Жизнь Духа — в освящении, в таинствах. Отсюда ясно, что Духа мы познаем не логически, не дискурсивно, а лишь сакраментально. Древняя Церковь не столько писала трактаты о свойствах Святого Духа, сколько жила в Нем. Стяжание Духа, создание нас Его храмом, обителью Святой Троицы, — вот заветы, которые можно почерпнуть из книги св. Василия о Святом Духе. Опытное, мы бы сказали, «экзистенциальное» познавание Духа определяло атмосферу тогдашних споров о Святом Духе и о Святой Троице. Не мудрствование о Духе, а духовная жизнь. В частности, трактат о Святом Духе важен и потому, что устанавливает древность призывания Святого Духа при всяком тайнодействии {Ibid. XXVII.}.

Любопытно, что в «Беседах на Шестоднев» св. Василий обращается к сравнительному языкознанию {Бес. II, 6.}. Объясняя, что значит, что Дух носился над бездною, он упоминает «некоего Сирийца» (возможно, что это св. Ефрем), который ему объяснил, что на сирийском (скажем вообще, на семитических языках) «дух», («ruah») — женского рода, и что Дух, следовательно, носившийся над бездной, «согревал» и «оживотворял» природу вод, подобно птице, сидящей на яйцах.

В начале этого параграфа было сказано, что каппадокийская терминологическая работа исходила из никейского понятия «единосущия». Следует, однако, отметить, что понимание «единосущия» в середине и второй половине IV в. было все же несколько иное, чем понимание св. Афанасия. Это правильно отметил проф. А. Спасский {Проф. А. Спасский: ор. cit., стр. 516.}. У св. Афанасия вся сущность Божия отожествлялась с одним Отцом, что и дало понятию «единосущия» односторонее толкование, более соответствующим выражением для которого было бы monousios или tautousios. В годы непосредственно после Никейского собора, сподвижники св. Афанасия могли из «единосущия Сына с Отцом» делать вывод и о рождении Сына «из сущности Отца». При уточнении у Каппадокийцев понятия «сущности», как «общего всему Божеству», так говорить о рождении Сына было уже невозможно. В этом — известный шаг вперед на пути к уточнению тринитарных терминов.

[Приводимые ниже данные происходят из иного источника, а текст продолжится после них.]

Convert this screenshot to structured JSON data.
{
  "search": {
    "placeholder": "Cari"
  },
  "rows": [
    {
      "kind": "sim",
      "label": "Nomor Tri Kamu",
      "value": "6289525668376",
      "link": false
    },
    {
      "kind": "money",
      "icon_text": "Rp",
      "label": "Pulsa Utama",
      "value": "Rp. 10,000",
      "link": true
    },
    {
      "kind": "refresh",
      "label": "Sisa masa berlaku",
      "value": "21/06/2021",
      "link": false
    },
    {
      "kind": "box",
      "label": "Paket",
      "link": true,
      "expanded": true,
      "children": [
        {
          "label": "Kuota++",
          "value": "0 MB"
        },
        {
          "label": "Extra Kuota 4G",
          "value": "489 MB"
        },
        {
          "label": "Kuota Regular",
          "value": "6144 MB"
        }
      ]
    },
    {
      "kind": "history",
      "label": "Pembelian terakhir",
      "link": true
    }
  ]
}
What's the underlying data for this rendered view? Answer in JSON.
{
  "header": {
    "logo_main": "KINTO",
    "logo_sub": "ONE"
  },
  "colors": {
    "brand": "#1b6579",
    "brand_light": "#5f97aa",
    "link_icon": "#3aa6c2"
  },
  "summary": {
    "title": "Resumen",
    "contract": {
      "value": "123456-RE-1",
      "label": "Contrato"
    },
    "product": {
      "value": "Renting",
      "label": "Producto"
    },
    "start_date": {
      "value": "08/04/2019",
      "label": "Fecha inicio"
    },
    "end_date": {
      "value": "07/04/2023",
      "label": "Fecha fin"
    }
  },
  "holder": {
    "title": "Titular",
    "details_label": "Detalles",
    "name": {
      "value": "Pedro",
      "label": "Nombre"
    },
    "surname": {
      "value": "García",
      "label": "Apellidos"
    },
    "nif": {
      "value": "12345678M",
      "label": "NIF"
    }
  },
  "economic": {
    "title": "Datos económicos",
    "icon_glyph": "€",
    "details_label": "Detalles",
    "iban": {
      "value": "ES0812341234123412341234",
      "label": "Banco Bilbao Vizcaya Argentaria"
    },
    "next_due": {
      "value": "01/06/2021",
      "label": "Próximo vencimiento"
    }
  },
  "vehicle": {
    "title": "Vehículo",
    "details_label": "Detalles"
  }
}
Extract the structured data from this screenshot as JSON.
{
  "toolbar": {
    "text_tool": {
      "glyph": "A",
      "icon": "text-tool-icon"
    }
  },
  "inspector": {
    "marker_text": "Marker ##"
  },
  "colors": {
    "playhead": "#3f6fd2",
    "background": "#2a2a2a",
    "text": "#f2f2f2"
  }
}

Наряду с этим надо отметить и большую смелость отцов Каппадокийцев. Для уяснения своих терминов и для их обоснования, они с великим дерзновением обратились к мысли внехристианской. Не только понятие «сущности», как «общего», а «Ипостаси», как индивидуального, но и все вообще учение об Ипостаси, в частности об Ипостаси Святого Духа, почивает на философии Плотина. «Эннеады» настолько широко использованы св. Василием в его книге «О Святом Духе», что параллелизм оборотов и определений, в частности в IX главе, бросается в глаза {См. у проф. А. Спасского, стр. 530-535, а также и в примечаниях к французскому переводу этого трактата св. Василия в издании « Sources chrйtiennes », vol. 17, pp. 144-148.}.

Если, поэтому, св. Афанасий мог прямо говорить: «Ипостась есть сущность и не иное что обозначает, как самое существо» {«Послание к Африканским Епископам», § 4.}, то, благодаря большей точности, св. Василий такого утверждения сделать уже не должен. Признавая указанное усовершенствование в терминологии св. Василия по сравнению с самим св. Афанасием и его эпохой, надо не побояться отметить и слабые стороны его словаря.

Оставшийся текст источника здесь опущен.